3. The method for constructing an IETM content data model of a weapon equipment according to claim 1, wherein the method is characterized in that the technical information content in the data packet is divided into corresponding element information according to the usage type corresponding to the technical information content, and specifically comprises the following steps:

determining the element type of the data packet based on the use type corresponding to the technical information content;

4. The method for constructing an IETM content data model of a weapon equipment according to claim 3, wherein the construction of each sub-model in the IETM content data model is realized by combining and integrating the element information, specifically comprising:

determining element information corresponding to each sub-model according to the function of each sub-model in the IETM content data model and the association relation between the sub-models;

5. The method for constructing an IETM content data model of a weapon equipment according to claim 1, wherein maintenance guarantee information in each element information is obtained to analyze the maintenance guarantee information based on a bayesian network, and a maintenance guarantee case in the IETM content data model is generated, specifically comprising:

6. The method of constructing an IETM content data model of a piece of weapon equipment of claim 1, further comprising: and describing the data structure of the basic element information through a preset mark-up language file so as to realize the calling of the basic element information.
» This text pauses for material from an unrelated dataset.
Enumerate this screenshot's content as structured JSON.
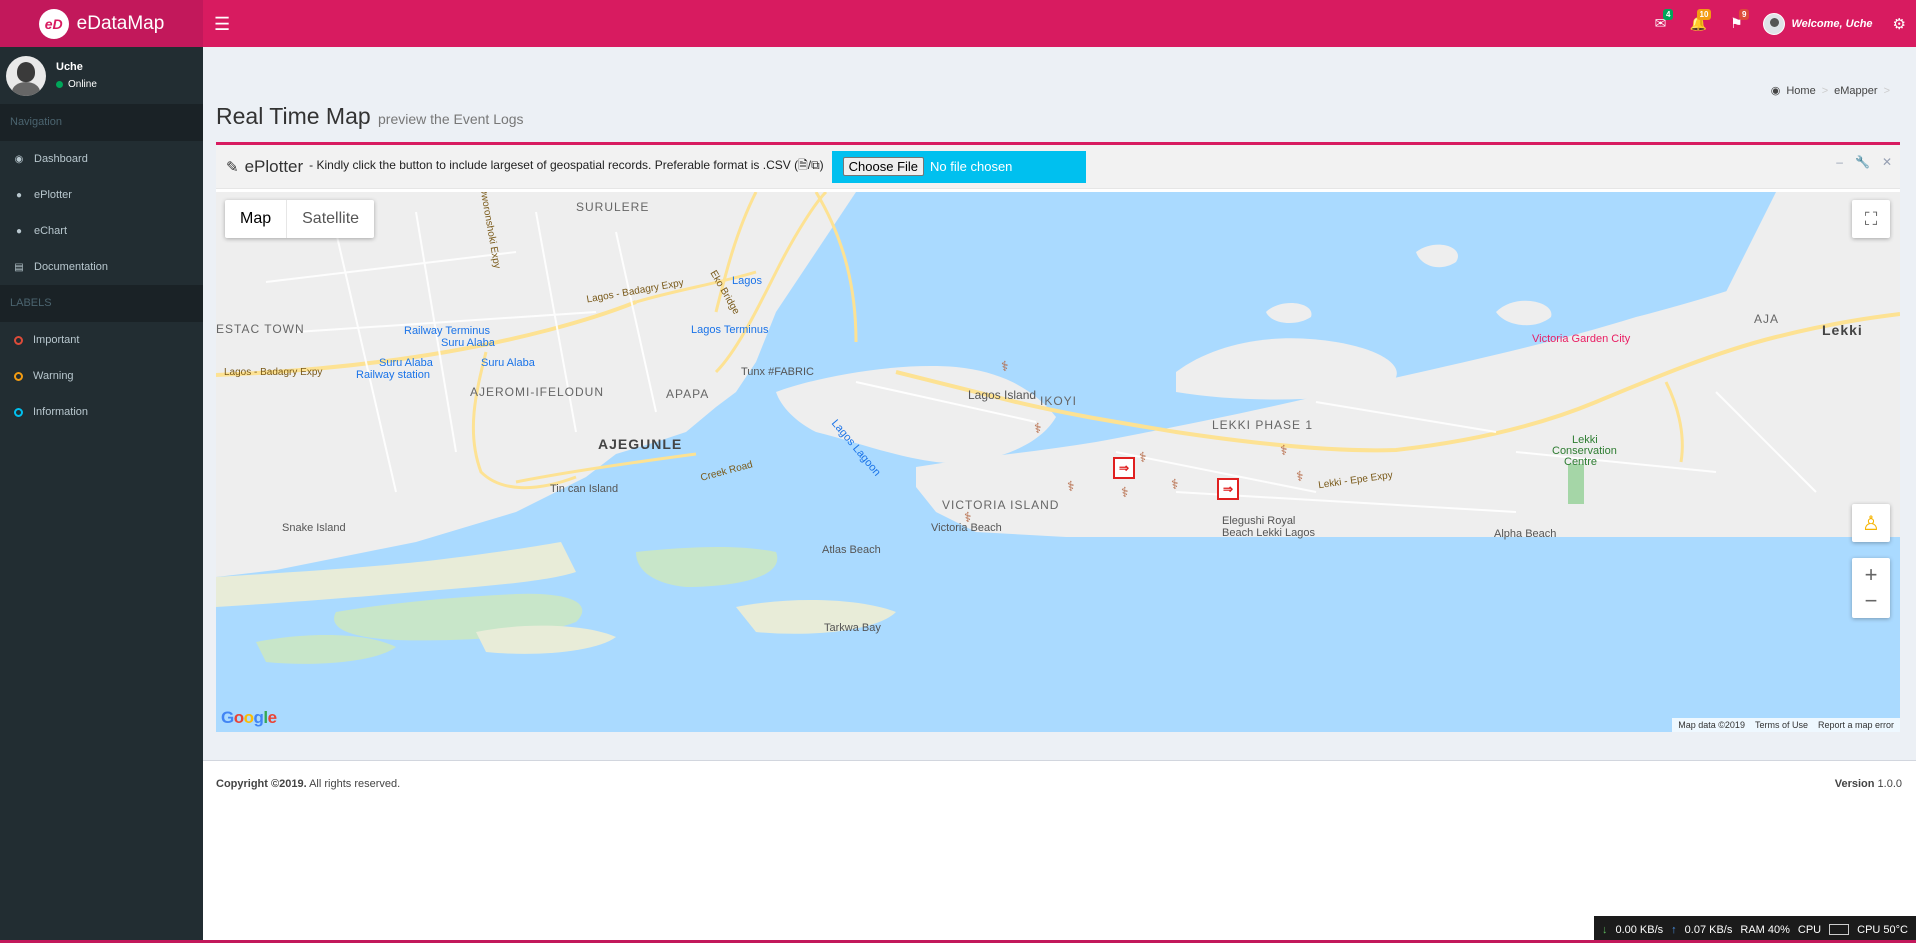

7. An IETM content data model building apparatus for a weapon equipment, the apparatus comprising: at least one processor; and a memory communicatively coupled to the at least one processor; wherein the memory stores instructions executable by the at least one processor to enable the at least one processor to perform the method of any one of the preceding claims 1-6.

8. A non-volatile storage medium storing computer executable instructions, characterized in that the computer executable instructions are capable of performing the method of any of the preceding claims 1-6.